Ben ik depressief?

Door Redactie - In: column, geestelijke gezondheid - 21 november 2015

Column I Arie Bos 


Ben ik depressief?

Ben ik depressief?

Een jaartje geleden werd in dit tijdschrift aandacht besteed aan het boek ‘Ik herstelde van een bipolaire stoornis’ van Henk Schutte. Hij beschrijft daarin hoe het boek ‘Het zesvoudige pad’ van Joop van Dam hem geweldig op weg bracht in het omgaan met zijn manisch-depressiviteit. Dat ‘zesvoudige pad’ is afkomstig van Rudolf Steiner en bestaat uit een zestal oefeningen die in het gewone leven kunnen worden gedaan. Het effect ervan is dat je beter naar jezelf kunt kijken en daardoor meer baas bent over jezelf. Waarom zou dat helpen? De laatste ‘zomergast’ van de gelijknamige serie van de VPRO-televisie was de psychiater Damiaan Denys. Hij behandelt mensen met een dwangstoornis (‘obsessief-compulsieve stoornis’). Hij zei over hen: ‘Die mensen zijn echt hun brein. Als je gezond bent heb je een geest die erboven staat.’ Zij kunnen niet anders dan waar hun brein hen toe dwingt: bijvoorbeeld obsessief handen wassen uit smetvrees. Maar ze hebben er wel last van, want ze komen niet meer aan het gewone leven toe. Ze kunnen geen afstand nemen tot die drang.

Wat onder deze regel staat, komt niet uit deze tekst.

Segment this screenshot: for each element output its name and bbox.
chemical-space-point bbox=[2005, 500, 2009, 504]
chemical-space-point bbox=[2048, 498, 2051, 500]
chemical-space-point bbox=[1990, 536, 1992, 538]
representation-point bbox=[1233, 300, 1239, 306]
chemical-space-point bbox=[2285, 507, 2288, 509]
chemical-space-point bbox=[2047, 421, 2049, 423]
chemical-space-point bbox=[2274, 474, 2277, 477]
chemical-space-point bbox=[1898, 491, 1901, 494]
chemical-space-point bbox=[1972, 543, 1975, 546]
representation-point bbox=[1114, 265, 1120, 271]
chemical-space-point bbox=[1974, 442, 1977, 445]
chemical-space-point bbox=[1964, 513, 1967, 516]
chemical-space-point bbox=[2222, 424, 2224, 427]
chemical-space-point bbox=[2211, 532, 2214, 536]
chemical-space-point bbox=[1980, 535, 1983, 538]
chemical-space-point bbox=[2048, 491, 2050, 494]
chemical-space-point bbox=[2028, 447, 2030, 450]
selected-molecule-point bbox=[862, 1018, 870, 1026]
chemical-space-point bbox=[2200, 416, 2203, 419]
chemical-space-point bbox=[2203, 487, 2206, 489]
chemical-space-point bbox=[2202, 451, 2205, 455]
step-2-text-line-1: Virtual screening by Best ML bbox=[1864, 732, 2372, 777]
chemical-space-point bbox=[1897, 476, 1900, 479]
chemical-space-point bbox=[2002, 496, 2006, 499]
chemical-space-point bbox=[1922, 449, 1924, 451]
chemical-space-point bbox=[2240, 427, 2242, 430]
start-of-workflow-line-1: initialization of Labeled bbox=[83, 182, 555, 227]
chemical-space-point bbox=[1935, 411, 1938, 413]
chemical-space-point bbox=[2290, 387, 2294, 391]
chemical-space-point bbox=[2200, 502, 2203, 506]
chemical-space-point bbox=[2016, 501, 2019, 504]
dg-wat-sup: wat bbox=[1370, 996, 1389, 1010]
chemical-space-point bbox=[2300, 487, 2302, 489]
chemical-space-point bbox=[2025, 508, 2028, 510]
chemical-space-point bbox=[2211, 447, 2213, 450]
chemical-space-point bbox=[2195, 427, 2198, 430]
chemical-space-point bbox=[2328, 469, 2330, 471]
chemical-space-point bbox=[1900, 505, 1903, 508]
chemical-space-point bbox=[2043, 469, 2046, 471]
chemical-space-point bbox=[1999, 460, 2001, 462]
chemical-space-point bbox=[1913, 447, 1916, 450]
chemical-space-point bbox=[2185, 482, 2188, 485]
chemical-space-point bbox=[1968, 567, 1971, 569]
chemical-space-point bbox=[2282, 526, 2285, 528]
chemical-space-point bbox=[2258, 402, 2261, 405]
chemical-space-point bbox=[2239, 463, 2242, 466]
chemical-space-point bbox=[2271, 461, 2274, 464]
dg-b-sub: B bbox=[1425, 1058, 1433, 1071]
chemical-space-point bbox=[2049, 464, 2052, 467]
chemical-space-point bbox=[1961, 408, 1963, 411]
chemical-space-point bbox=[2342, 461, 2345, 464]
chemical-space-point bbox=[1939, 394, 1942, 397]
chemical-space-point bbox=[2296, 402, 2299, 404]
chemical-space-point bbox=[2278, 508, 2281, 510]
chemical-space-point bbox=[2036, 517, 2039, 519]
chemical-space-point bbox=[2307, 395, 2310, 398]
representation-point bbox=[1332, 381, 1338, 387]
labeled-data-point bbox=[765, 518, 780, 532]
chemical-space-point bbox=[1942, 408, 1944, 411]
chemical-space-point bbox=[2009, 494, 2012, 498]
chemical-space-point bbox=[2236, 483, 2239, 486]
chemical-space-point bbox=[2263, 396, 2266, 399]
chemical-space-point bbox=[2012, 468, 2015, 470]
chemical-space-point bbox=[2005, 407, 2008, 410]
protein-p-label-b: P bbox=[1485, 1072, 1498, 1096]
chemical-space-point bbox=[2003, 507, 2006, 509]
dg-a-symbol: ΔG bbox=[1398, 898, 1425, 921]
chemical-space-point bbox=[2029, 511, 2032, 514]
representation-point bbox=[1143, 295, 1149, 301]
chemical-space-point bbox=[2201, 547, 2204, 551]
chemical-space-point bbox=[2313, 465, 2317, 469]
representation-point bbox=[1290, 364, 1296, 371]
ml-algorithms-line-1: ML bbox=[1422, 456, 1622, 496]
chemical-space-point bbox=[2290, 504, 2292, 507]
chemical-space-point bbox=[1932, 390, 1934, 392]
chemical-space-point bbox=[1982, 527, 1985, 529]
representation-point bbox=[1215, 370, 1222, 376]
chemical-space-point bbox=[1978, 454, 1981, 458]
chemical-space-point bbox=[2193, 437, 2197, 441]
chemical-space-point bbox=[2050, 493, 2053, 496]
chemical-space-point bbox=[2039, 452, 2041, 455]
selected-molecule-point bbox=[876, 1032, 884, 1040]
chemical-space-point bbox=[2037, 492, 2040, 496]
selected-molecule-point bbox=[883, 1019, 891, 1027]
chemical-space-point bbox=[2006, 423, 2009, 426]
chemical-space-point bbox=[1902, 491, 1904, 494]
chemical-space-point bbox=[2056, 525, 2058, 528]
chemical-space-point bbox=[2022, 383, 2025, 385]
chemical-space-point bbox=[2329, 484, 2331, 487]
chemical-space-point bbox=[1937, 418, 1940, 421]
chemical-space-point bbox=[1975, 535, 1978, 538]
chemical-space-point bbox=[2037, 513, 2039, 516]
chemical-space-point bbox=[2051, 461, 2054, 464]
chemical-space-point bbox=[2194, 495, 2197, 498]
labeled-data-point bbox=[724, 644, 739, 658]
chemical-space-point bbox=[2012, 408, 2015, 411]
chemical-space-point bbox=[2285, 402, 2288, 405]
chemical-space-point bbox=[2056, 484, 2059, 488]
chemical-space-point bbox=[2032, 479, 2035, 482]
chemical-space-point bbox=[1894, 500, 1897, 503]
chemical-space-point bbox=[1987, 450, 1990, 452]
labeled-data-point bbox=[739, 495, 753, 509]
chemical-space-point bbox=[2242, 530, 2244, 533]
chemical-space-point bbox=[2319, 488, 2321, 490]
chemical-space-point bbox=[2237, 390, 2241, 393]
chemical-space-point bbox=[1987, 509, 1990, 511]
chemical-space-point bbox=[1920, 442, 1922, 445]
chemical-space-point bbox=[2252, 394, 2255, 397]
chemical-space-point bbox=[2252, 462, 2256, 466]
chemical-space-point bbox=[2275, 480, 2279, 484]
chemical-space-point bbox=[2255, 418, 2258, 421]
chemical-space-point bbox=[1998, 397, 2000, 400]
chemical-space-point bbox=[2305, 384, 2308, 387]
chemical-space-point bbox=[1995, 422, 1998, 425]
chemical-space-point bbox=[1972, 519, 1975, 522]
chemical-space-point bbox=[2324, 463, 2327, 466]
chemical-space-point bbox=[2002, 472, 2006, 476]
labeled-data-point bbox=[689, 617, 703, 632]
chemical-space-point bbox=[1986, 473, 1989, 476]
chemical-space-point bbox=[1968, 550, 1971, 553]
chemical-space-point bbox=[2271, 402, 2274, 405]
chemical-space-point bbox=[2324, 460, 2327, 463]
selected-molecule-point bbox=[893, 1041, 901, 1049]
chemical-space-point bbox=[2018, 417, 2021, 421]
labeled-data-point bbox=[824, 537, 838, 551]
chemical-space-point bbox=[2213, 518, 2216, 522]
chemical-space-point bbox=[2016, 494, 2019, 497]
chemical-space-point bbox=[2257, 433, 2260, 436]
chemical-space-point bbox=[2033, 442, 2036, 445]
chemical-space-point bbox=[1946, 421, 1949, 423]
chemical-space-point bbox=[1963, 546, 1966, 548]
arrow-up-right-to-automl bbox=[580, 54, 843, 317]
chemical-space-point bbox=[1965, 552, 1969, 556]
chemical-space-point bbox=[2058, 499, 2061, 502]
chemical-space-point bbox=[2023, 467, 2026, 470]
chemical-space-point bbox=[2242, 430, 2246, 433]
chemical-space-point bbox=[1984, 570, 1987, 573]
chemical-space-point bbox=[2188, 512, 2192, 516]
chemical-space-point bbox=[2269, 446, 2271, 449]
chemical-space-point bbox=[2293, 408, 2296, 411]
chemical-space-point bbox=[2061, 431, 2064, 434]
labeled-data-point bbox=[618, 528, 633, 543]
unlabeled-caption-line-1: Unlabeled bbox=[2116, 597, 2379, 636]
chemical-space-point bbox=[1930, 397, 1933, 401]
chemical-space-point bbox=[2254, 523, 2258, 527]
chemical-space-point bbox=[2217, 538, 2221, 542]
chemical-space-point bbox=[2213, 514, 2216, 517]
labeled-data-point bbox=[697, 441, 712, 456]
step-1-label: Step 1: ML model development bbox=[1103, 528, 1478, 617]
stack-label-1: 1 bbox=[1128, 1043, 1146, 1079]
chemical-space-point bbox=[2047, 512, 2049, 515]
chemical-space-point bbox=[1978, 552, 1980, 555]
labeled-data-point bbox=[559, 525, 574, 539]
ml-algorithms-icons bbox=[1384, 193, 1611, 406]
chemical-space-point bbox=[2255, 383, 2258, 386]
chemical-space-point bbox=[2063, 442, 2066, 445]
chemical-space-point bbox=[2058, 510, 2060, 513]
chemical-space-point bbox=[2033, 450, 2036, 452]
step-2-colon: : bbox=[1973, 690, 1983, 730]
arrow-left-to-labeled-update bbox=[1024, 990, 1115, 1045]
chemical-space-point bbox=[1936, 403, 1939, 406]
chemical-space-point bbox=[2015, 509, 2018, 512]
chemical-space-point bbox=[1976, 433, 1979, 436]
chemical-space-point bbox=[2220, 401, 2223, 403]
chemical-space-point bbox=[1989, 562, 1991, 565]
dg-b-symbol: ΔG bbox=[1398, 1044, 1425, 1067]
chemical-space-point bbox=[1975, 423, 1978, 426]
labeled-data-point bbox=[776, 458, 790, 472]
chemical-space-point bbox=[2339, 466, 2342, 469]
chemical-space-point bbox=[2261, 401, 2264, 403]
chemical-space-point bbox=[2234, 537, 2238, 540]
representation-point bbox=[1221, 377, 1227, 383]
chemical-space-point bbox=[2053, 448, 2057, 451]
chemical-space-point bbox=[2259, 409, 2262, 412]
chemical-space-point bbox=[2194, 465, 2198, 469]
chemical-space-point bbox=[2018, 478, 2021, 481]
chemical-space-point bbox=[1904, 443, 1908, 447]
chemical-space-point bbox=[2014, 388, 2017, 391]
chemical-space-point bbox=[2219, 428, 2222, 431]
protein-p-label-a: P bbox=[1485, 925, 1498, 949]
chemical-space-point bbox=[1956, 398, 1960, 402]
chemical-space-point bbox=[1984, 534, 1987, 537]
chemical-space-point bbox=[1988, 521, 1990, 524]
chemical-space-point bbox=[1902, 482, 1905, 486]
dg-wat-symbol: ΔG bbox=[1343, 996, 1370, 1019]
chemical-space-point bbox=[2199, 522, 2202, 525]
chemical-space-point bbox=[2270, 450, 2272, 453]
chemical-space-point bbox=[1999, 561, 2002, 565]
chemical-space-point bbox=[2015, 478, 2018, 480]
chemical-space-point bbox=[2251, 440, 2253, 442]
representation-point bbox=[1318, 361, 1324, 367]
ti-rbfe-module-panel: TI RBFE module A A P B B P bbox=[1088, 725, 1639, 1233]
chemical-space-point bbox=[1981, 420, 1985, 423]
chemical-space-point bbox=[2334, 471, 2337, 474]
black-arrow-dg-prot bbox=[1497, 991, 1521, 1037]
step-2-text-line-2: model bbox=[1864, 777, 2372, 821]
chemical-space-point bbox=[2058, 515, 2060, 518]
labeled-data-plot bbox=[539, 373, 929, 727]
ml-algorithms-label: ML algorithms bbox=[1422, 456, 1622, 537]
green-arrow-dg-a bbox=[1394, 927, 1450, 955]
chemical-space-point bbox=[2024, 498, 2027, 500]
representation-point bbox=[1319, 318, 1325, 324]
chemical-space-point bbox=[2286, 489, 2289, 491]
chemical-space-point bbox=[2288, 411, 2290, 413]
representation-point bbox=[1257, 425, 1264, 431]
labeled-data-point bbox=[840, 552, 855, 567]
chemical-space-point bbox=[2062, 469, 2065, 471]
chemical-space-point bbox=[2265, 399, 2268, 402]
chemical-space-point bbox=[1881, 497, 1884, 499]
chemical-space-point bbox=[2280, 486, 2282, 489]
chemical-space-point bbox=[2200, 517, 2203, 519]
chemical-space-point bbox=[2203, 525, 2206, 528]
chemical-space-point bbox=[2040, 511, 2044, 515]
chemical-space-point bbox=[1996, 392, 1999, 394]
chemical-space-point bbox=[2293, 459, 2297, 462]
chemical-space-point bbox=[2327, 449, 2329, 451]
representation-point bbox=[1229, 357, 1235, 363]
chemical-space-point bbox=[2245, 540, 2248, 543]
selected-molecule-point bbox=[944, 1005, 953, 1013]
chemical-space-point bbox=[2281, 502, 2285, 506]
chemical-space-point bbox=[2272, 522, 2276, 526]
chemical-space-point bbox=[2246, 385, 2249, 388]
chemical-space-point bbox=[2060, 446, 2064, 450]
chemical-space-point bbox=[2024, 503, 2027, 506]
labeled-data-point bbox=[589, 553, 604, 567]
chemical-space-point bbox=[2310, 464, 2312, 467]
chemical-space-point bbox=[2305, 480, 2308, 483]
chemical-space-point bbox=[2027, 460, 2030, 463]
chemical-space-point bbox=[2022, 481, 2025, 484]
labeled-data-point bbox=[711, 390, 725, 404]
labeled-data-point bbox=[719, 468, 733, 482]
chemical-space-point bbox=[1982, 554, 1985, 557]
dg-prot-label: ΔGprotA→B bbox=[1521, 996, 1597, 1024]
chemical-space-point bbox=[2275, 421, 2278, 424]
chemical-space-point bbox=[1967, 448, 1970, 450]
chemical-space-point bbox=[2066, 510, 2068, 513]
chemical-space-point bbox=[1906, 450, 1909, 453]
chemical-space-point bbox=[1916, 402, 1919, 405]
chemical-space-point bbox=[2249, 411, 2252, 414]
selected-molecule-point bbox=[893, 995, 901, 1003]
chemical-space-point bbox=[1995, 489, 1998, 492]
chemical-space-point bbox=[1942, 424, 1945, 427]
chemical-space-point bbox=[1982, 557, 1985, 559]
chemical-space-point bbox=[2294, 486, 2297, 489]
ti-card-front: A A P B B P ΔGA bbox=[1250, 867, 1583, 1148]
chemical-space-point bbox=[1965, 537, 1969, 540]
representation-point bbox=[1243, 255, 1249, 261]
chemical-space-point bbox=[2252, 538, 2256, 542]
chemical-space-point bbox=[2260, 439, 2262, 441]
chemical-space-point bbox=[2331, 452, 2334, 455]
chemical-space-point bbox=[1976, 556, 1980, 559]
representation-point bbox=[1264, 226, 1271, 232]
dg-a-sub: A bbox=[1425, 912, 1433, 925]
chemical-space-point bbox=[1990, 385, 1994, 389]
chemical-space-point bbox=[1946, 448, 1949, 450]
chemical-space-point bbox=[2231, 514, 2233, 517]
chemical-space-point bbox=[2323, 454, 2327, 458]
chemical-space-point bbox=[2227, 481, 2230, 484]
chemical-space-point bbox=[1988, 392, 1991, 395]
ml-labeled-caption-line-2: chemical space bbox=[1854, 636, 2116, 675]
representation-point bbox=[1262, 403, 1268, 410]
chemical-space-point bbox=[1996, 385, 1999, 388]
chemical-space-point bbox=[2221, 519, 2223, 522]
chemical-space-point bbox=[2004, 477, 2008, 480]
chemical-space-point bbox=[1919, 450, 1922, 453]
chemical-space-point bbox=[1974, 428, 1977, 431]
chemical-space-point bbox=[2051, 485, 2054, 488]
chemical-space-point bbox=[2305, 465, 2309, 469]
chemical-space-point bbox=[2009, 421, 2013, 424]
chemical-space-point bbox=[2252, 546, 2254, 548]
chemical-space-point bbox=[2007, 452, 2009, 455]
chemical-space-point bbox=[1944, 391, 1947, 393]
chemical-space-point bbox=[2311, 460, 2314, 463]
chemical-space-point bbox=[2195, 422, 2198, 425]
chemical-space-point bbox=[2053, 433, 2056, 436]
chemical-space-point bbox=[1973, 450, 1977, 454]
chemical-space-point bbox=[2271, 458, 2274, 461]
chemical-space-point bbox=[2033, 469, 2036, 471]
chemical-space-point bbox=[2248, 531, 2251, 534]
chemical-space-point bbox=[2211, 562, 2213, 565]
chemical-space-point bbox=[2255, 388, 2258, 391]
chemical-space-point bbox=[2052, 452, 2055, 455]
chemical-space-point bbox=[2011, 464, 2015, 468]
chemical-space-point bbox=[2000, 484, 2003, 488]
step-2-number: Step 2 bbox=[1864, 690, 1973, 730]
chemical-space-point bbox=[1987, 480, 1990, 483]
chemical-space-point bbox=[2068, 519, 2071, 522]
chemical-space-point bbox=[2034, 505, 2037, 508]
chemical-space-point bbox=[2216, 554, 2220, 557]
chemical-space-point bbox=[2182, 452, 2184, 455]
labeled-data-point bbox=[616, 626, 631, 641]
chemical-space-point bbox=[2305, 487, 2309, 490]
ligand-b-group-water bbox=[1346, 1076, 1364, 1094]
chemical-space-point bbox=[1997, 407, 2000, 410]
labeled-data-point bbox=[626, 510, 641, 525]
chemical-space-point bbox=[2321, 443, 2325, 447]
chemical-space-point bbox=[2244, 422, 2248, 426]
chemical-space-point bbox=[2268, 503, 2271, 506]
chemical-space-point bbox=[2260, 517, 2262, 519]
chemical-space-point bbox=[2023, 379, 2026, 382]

Eigenlijk geldt dit voor alle psychiatrie en feitelijk ook voor ieder van ons op die momenten dat je iets doet dat je eigenlijk niet wilt. Maar als je gezond bent, goed gevoed en uitgeslapen, heb je de vrijheid om in te grijpen en jezelf tot de orde te roepen. Die vrijheid hebben psychiatrische patiënten niet meer en daar komt de therapie en de therapeut in het verhaal. Toen het nieuws van de zelfdoding van Joost Zwagerman bekend werd, stond er een groot interview in de NRC met een psychiater, gespecialiseerd in suïcidepreventie. Hij vertelde dat hij zelf, tijdens zijn studie, een periode van diepe depressie met suïcideneigingen had doorgemaakt. Toen de interviewer hem vroeg hoe hij erbovenop was gekomen zei hij: ‘Doordat het besef begon te dagen dat ik niet mijn depressie was. Ik was niet depressief, ik had een depressie.’ Dat is nu precies waar een therapeut mee kan beginnen: dát besef door te laten dringen. Dan moet je daar zelf wel in geloven want dat betekent dus dat je niet je brein bent, maar er een hebt. Een therapeut die denkt dat wij ons brein zijn heeft een probleem.